I think this is for another thread? OP didn't mention peeing or potty training?


----------



## noon_child

My Lo drinks a lot more at night when she has a cold as she's breathing through her mouth and her throat gets sore and dry. Thing is, she has a cold most of the time due to going to daycare!!

She also forgets to drink sometimes when she is playing and then drinks a lot just before bed. I know when I used to see a urologist she noted I was waking up thirsty (not just dry mouth, but thirsty) during the night and said this suggested I wasn't drinking enough during the day. I don't know if the same is true for toddlers though.


----------



## Iveneverseen

Thank you.:flower:

No my son isn't potty training just yet. and his nappy doesn't leak.:thumbup: x


----------



## OmarsMum

Omar wakes up at least twice for water, I'm the same & I keep bottles for me & him in the bedroom. I don't think it has anything to do with attention, I bedshare, so I'm there beside him regardless if he asks for a drink or not.


----------



## SarahBear

JASMAK said:


> SarahBear said:
> 
> 
> I always get criticized when I mention this, but the other thing you can do if pee is a problem, is to change the diaper.

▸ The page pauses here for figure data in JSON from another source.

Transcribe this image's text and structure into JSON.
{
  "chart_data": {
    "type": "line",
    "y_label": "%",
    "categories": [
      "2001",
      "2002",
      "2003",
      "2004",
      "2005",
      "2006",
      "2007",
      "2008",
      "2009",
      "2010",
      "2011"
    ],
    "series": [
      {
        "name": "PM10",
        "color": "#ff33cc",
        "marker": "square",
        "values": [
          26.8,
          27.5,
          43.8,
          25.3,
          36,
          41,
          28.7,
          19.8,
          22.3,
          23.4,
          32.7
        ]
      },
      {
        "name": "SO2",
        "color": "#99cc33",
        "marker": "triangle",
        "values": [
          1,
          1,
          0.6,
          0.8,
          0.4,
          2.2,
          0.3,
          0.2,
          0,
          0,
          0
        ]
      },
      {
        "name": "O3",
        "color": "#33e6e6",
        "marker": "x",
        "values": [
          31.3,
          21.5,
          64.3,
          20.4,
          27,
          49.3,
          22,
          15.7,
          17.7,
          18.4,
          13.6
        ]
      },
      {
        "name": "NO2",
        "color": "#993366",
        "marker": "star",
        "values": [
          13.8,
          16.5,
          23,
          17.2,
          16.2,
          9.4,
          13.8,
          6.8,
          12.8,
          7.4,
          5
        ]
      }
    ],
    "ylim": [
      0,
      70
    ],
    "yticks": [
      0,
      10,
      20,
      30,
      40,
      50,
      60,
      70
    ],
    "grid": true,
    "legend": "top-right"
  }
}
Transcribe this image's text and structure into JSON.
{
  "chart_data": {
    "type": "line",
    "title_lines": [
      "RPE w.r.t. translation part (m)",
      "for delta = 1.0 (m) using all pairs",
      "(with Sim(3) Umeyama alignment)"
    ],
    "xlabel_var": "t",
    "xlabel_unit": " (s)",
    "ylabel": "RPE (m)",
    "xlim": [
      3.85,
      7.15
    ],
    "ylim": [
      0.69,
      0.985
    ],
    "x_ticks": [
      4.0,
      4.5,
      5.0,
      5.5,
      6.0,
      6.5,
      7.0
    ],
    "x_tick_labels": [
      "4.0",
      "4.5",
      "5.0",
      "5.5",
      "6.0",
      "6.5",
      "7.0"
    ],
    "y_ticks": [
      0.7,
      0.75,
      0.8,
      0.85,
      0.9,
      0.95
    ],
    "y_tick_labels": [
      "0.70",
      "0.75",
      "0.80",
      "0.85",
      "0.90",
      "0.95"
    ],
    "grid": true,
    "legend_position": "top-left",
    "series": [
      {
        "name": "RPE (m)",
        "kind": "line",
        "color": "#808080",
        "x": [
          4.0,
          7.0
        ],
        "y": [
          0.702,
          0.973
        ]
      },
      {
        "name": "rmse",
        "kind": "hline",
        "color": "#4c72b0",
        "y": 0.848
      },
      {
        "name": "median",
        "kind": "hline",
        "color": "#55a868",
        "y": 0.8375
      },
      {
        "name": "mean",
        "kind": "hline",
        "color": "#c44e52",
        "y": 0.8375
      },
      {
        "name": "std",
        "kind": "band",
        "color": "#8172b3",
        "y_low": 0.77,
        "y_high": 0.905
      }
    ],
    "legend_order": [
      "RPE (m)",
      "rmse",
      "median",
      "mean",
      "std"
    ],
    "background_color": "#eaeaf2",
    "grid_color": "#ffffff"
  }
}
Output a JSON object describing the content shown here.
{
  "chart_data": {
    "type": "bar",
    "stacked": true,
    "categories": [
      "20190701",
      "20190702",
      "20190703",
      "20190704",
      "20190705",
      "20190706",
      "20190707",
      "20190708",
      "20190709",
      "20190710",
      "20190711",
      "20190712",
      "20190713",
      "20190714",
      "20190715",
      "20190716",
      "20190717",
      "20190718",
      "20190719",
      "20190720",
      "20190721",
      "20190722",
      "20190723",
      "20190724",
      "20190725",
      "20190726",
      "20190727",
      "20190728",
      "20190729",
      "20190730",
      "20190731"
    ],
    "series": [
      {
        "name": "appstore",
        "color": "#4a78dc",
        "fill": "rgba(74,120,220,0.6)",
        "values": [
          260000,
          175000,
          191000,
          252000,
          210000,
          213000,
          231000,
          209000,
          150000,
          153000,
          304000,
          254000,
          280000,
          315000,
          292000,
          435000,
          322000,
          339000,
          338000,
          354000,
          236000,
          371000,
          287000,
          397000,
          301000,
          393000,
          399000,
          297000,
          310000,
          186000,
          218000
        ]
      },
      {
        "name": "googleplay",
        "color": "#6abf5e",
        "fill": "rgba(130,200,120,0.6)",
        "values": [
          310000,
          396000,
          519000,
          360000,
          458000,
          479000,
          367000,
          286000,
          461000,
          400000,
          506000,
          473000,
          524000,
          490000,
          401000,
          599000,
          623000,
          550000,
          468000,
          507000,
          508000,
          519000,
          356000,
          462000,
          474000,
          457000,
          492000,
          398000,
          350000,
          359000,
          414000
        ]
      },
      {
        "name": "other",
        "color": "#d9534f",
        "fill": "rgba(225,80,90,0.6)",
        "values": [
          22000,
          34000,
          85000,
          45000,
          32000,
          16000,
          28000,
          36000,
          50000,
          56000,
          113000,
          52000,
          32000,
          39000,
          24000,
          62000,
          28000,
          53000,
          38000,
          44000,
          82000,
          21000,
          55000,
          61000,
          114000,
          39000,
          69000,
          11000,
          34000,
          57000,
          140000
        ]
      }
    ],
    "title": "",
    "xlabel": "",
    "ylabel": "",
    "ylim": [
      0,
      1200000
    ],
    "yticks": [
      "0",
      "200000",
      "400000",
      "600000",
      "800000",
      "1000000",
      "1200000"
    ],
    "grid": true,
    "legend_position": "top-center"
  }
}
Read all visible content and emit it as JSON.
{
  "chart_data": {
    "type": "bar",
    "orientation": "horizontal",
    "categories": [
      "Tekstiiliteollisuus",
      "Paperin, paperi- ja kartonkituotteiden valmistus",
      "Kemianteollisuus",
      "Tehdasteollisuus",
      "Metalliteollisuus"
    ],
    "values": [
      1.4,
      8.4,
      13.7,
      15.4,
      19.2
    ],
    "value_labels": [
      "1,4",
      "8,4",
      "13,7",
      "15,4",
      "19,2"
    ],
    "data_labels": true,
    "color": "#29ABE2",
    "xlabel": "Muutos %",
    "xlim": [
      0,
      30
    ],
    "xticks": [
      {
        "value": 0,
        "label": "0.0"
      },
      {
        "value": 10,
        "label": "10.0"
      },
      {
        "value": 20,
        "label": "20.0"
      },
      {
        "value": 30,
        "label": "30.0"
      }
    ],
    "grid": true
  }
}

Violet has been in bed for the last 3 and a half hours and she has a dry diaper and there is pee in the potty from when she woke up about an hour or so ago. She may or may not pee again by the time I go to bed. If she does pee, she'll either wake up and I'll put her on the potty, or she won't wake up all the way and I'll change her diaper.
> 
> Edit: And that second pee was in the diaper. She's now in a dry diaper.
> 
> I think this is for another thread? OP didn't mention peeing or potty training?Click to expand...

There was a post somewhere about leaky diapers... Or I made a mistake! Anyway...


----------



## lau86

I didn't mean it was for attention in all children, just mine!


----------